We are sorry for the inconvenience.

KDSDEV · August 29, 2019, 6:44am

Can I expect some other RTLs such as Persian/Farsi, Hebrew, and Urdu, not only Arabic, would be covered when the ticket PDFNET-46912 is resolved?

asad.ali · August 29, 2019, 10:40am

@KDSSHO

In case you are facing similar issue with these languages, you may please share some code snippet or sample files with us. We will also log tickets related to specific language characters so that every aspect of RTL languages issues can be addressed and investigated.

jmau2002 · December 2, 2022, 7:54am

Hi,

it seems I have the same problem than the one mentioned in this post.

I can’t access PDFNET-46912, so I don’t know what the last status is and if the problem will be solved in a future version.
@asad.ali can you please
update this forum post with the current status?

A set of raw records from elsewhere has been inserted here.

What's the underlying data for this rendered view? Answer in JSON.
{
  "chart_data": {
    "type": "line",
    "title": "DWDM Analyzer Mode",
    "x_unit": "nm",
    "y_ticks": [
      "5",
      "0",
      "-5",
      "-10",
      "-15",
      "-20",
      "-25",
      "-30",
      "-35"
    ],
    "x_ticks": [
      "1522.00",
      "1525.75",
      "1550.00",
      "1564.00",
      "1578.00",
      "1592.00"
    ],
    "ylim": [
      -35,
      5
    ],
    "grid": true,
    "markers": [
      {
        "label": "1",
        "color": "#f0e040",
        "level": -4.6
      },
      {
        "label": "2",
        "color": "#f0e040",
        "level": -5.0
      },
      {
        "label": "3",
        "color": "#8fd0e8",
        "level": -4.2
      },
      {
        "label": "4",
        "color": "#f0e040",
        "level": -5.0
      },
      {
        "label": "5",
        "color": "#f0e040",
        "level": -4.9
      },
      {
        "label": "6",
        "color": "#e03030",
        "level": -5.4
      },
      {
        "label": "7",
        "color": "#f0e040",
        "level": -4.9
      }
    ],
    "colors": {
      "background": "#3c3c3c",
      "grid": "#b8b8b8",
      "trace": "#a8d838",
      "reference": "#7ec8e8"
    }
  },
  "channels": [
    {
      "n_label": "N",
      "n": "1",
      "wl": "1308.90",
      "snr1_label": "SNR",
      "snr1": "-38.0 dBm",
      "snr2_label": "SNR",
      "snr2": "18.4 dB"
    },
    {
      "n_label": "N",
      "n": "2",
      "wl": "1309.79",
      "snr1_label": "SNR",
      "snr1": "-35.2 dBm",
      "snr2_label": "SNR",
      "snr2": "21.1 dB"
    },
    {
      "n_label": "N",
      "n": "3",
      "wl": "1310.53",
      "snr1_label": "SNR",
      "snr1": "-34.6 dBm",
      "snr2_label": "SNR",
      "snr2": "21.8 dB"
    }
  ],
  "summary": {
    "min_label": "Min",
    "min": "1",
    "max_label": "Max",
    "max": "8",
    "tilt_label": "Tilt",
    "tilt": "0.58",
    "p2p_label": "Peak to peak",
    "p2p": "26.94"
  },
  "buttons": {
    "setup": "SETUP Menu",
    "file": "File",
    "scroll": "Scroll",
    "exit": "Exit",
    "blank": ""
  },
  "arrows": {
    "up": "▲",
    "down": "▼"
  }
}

Attached is a sample Word file with arabic text and the result of HTML conversion:
doc_arabic.docx (12.9 KB)
doc_arabic.html.pdf (356.3 KB)

The HTML is full of DIV elements with dir=ltr.
The extracted text is in right to left. So when searching (or highlighting) it misses the text in HTML.

For eg in Word you can find “صخري”, but not in HTML. In HTML it is “ﺻﺨﺮﻱ”.
It may look the same, but the direction is not. Put it in a textual editor and you’ll see.
Also open the HTML not in a browser, because it is smart enough to handle the direction.

asad.ali · December 2, 2022, 6:02pm

@jmau2002

You can check the issue status at the bottom of this forum thread. image.png (3.3 KB)

As you stated and shared Word and HTML files. Can you please also share the sample code snippet that you are using for conversion? Regarding the logged ticket, we are afraid that it has not been yet resolved. We will post an update in this forum thread as soon as it is fixed.

aspose.notifier · December 19, 2022, 9:36pm

The issues you have found earlier (filed as PDFNET-46912) have been fixed in Aspose.PDF for .NET 22.12.

jmau2002 · June 8, 2023, 7:07pm

will it be fixed also in other versions, like Aspose.PDF for Java?

asad.ali · June 8, 2023, 11:59pm

@jmau2002

We port every change and fix in the equivalent version of Aspose.PDF for Java once it gets released. You can try using the latest version and let us know in case you still notice any issues.